Sean Wilson: What we’re seeing right now with the passion of these young folks who are out on the streets – they are fed up. So they’re in the streets demanding accountability. . . .We who have been doing this work for a long time have to make sure we’re giving guidance to the younger generation, to show them the path so they can walk into it and lead it according to their own vision.

Vaun Mayes: Young people need an extra level of mentorship to know what it is to be an activist. It’s not just becoming political but becoming political through a lens. It ain’t about self. [Young people] have a voice, they have opinions, but that needs to be guided.

Coach Nazir: There is no separation between the prayer of the oppressed and God. None. . . . The first thing we must do is clean our houses too and be truthful with ourselves. This is real talk because this is real life. I have six sons.

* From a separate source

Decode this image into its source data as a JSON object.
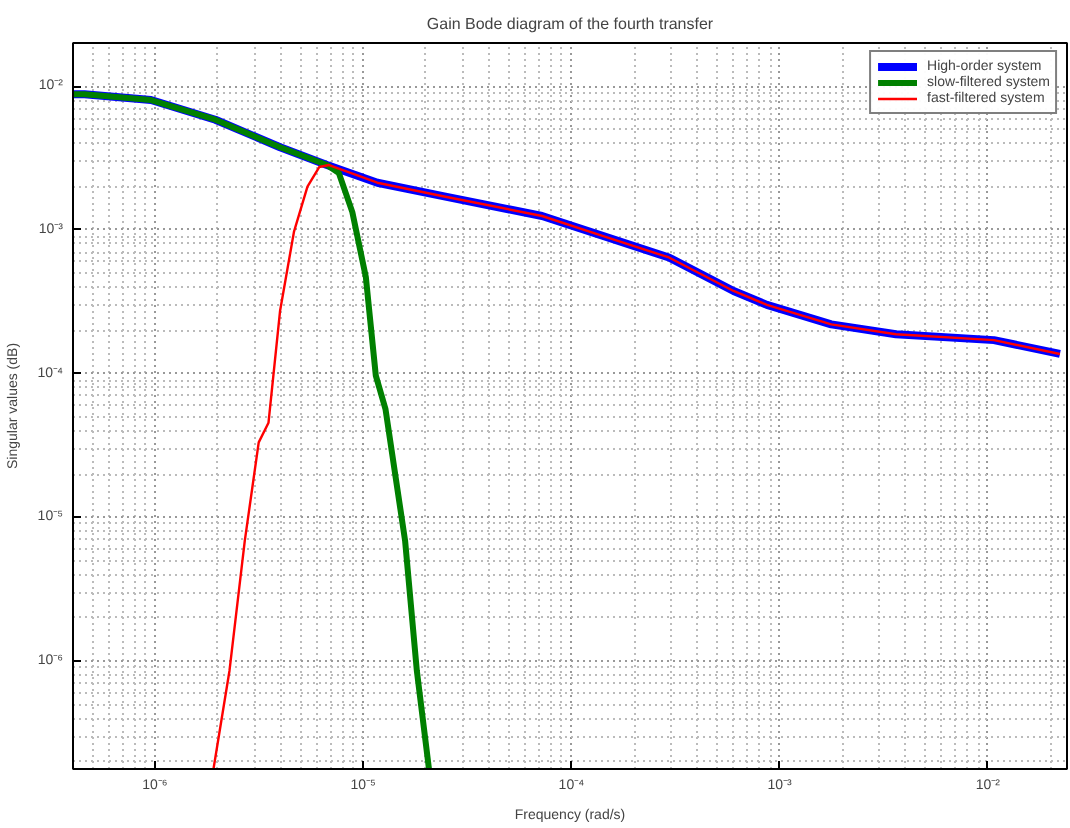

Statistically, three of them are going to be locked up or be under supervision whether they are guilty or not.

Markasa Tucker: Donate to organizations like Vaun’s or Metcalf Community Bridges. . . . Or email us at liberatemke@gmail.com and visit our website, https://www.liberatemke.com/, for upcoming trainings and events.

Vaun Mayes: I want people to make commitments, and I want them to stick to those commitments. We all are here with a purpose for the greater good of each other.

Sean Wilson: Donate to black-led organizations. . . . In the words of Helen Keller, alone we can do so little, but together we can do so much.

[1] The Coalition for Justice, founded in the wake of the 2014 killing of Dontre Hamilton by a Milwaukee police officer, is where Tucker got her start as an organizer.

[2] The officer acquitted in the shooting death that sparked the 2016 unrest Sherman Park. He was released from prison last February after serving time for sex crimes and is now a registered sex offender.